GlobalId Exercise for Shoreline

This repo has benchmarks and tests. To run either, download dependencies with

$ mix deps.get

The test can be run with the standard mix test command. Benchmarks are run with

$ mix run bench.exs

FAQ

  1. Please describe your solution to get_id and why it is correct i.e. guaranteed globally unique.

The id is generated by taking the 42 bits of the timestamp and combining that with the node id (11 bits) and the serial (11 bits). The timestamp gives us one unique id per millisecond. Adding the node id gives one unique id per node per millisecond. The serial is meant to uniquify values generated on a node during the one millisecond period. The default is to use the Counter agent which simply returns sequential numbers until it overflows the 11 bit value and resets.

  1. Please explain how your solution achieves the desired performance i.e. 100,000 or more requests per second per node. How did you verify this?

I've created a simple benchmark that compares the performance of the solution with some baseline cases. On my laptop, the solution performs somewhere in the neighborhood of 422K ops/second. The final performance will depend significantly on the final production environment.

One possible wrinkle is that the solution serializes requests when fetching the serial number on each node. As parallelism goes up, performance goes down. There are ways to mitigate this performance impact, but the "correct" way to address this issue also really depends on what the final application/environment looks like.

  1. Please enumerate possible failure cases and describe how your solution correctly handles each case. How did you verify correctness?
  • How do you manage uniqueness after a node crashes and restarts?

Provided that the node doesn't crash and restart within a single millisecond, the advancing timestamp should ensure that new ids are unique.

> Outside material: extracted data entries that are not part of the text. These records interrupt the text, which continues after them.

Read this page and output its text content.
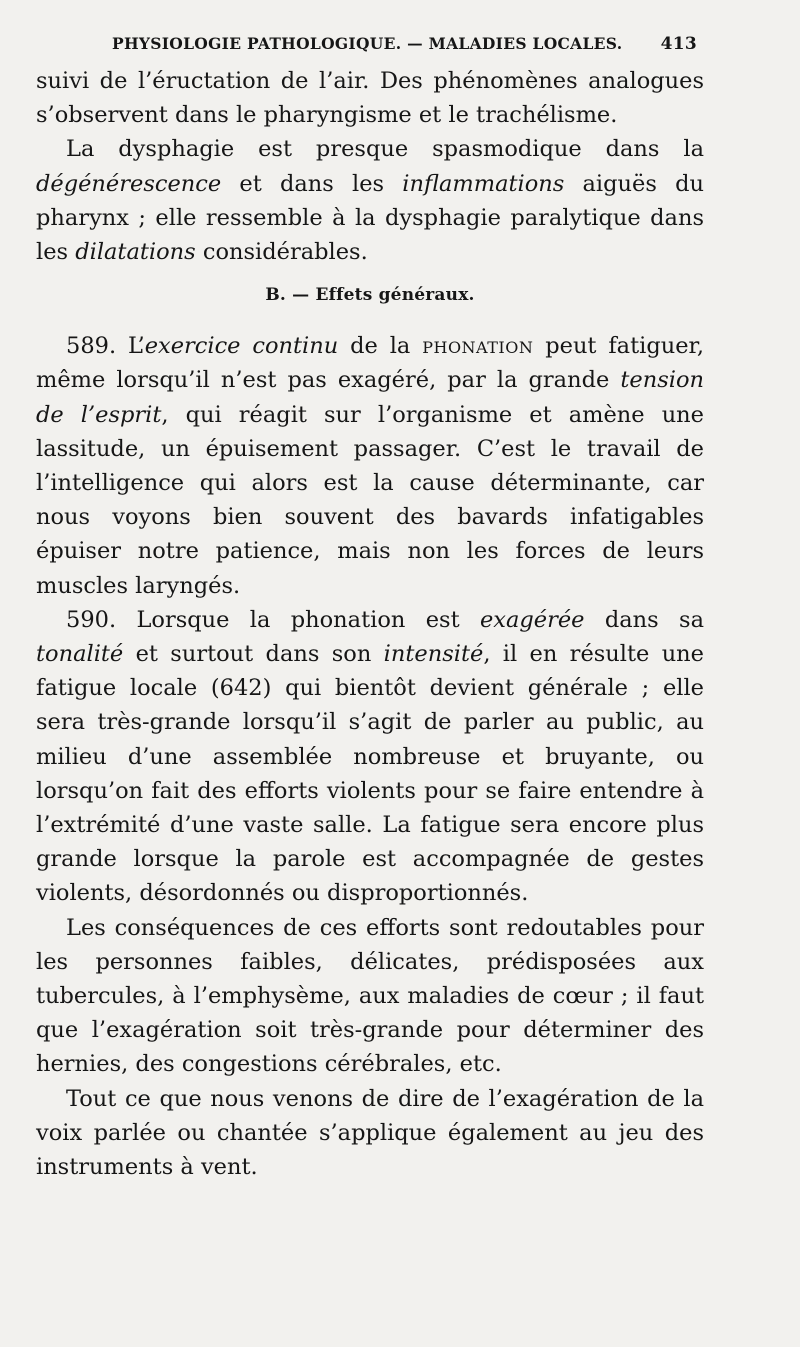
PHYSIOLOGIE PATHOLOGIQUE. — MALADIES LOCALES. 413

suivi de l’éructation de l’air. Des phénomènes analogues s’observent dans le pharyngisme et le trachélisme.

La dysphagie est presque spasmodique dans la dégénérescence et dans les inflammations aiguës du pharynx ; elle ressemble à la dysphagie paralytique dans les dilatations considérables.

B. — Effets généraux.

589. L’exercice continu de la phonation peut fatiguer, même lorsqu’il n’est pas exagéré, par la grande tension de l’esprit, qui réagit sur l’organisme et amène une lassitude, un épuisement passager. C’est le travail de l’intelligence qui alors est la cause déterminante, car nous voyons bien souvent des bavards infatigables épuiser notre patience, mais non les forces de leurs muscles laryngés.

590. Lorsque la phonation est exagérée dans sa tonalité et surtout dans son intensité, il en résulte une fatigue locale (642) qui bientôt devient générale ; elle sera très-grande lorsqu’il s’agit de parler au public, au milieu d’une assemblée nombreuse et bruyante, ou lorsqu’on fait des efforts violents pour se faire entendre à l’extrémité d’une vaste salle. La fatigue sera encore plus grande lorsque la parole est accompagnée de gestes violents, désordonnés ou disproportionnés.

Les conséquences de ces efforts sont redoutables pour les personnes faibles, délicates, prédisposées aux tubercules, à l’emphysème, aux maladies de cœur ; il faut que l’exagération soit très-grande pour déterminer des hernies, des congestions cérébrales, etc.

Tout ce que nous venons de dire de l’exagération de la voix parlée ou chantée s’applique également au jeu des instruments à vent.
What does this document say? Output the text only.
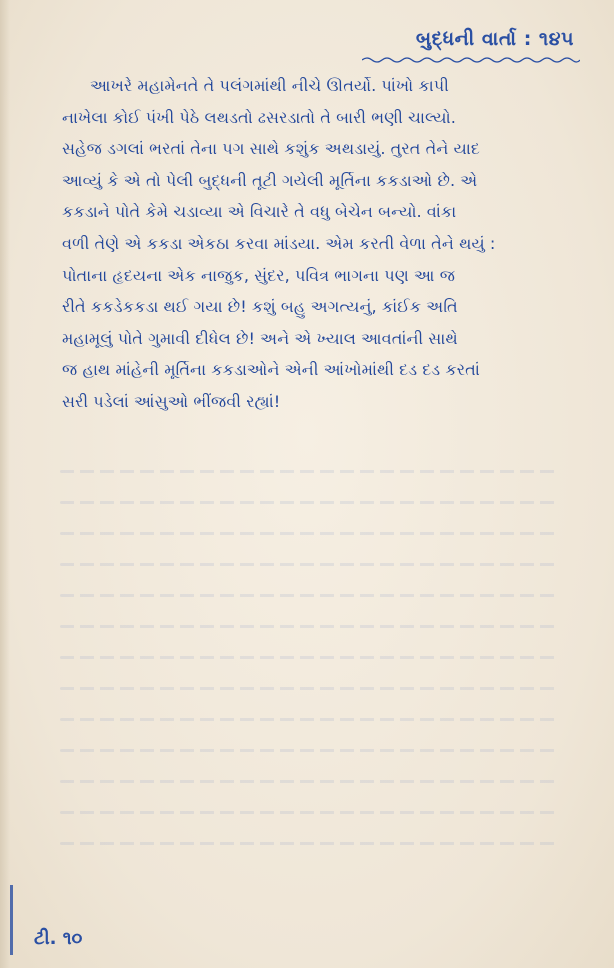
બુદ્ધની વાર્તા : ૧૪૫
આખરે મહામેનતે તે પલંગમાંથી નીચે ઊતર્યો. પાંખો કાપી
નાખેલા કોઈ પંખી પેઠે લથડતો ઢસરડાતો તે બારી ભણી ચાલ્યો.
સહેજ ડગલાં ભરતાં તેના પગ સાથે કશુંક અથડાયું. તુરત તેને યાદ
આવ્યું કે એ તો પેલી બુદ્ધની તૂટી ગયેલી મૂર્તિના કકડાઓ છે. એ
કકડાને પોતે કેમે ચડાવ્યા એ વિચારે તે વધુ બેચેન બન્યો. વાંકા
વળી તેણે એ કકડા એકઠા કરવા માંડયા. એમ કરતી વેળા તેને થયું :
પોતાના હૃદયના એક નાજુક, સુંદર, પવિત્ર ભાગના પણ આ જ
રીતે કકડેકકડા થઈ ગયા છે! કશું બહુ અગત્યનું, કાંઈક અતિ
મહામૂલું પોતે ગુમાવી દીધેલ છે! અને એ ખ્યાલ આવતાંની સાથે
જ હાથ માંહેની મૂર્તિના કકડાઓને એની આંખોમાંથી દડ દડ કરતાં
સરી પડેલાં આંસુઓ ભીંજવી રહ્યાં!
ટી. ૧૦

There is a possible failure case where the Counter agent crashes and restarts within a single millisecond. If the crash and restart happens while the counter value is low, there is a possibility that a duplicate id will be generated. While possible, this failure case is extremely unlikely. The agent process is very unlikely to crash to begin with, and it would have to be supervised to be automatically restarted. The risk could be mitigated by having the process sleep for a millisecond on startup. This would give the timestamp time to advance before handing out the next id.

  • How do you manage uniqueness after the entire system fails and restarts?

The failure case for the entire system failing looks very much like the failure case for a single node. As long as the cluster takes more than a millisecond to restart, then the timestamp will increment and new ids will be unique. The mitigation of this corner case is the same, which is having the Counter agent sleep for a millisecond on startup.

  • How do you handle software defects?

I'm using a layered approach to ensuring quality of the code. The first layer is using Credo to lint the code for obvious problems. The second layer is using Dialyzer to verify types and ferret out subtle errors. Both Credo and Dialyzer run cleanly on the current code.

The final layer is a test suite using property-based tests. The code is quite simple, and I haven't done any coverage analysis. If this were "real" code, I would have measured test coverage.

  • Other failure cases

There is an interesting failure case when the code is running on a very, very fast processor. The requirements call for 100 unique ids per millisecond, and this code is capable of generating 2048 unique ids per millisecond. However, if run on a sufficiently fast processor, with no limit on the number of ids requested per second, then the serial number will overflow and duplicate ids will be generated. Aside from the obvious rate-limiting to mitigate this failure mode, another interesting solution is possible.

The requirements state that node ids are in the range 0..1024 inclusive. This amounts to a total of 1025 possible values, requiring 11 bits to represent. If the requirements for node ids were reduced to 1024 total values, then the node id could be represented in 10 bits, leaving 12 bits for the serial number. This would expand the serial space to the point where it is quite unlikely that any system produced in the foreseeable future would be able to exhaust serial numbers in a millisecond.

There is also a potential performance issue as more requests are made in parallel. The benchmark runs requests serially by default, but as more parallel requests are added the performance suffers. This is likely due to contention for the Counter agent. (Interestingly, the strong_random case shows even worse performance degradation, suggesting that there is resource contention in the OpenSSL library.) One possible way of dealing with this degradation is to run multiple agents handing out serial numbers from non-overlapping domains. You could, for example, run two agents handing out about 2,000 serials each without having to worry about synchronizing them. You would have to ensure that requests were relatively evenly balanced between the two, but it should help relieve contention in highly parallel environments.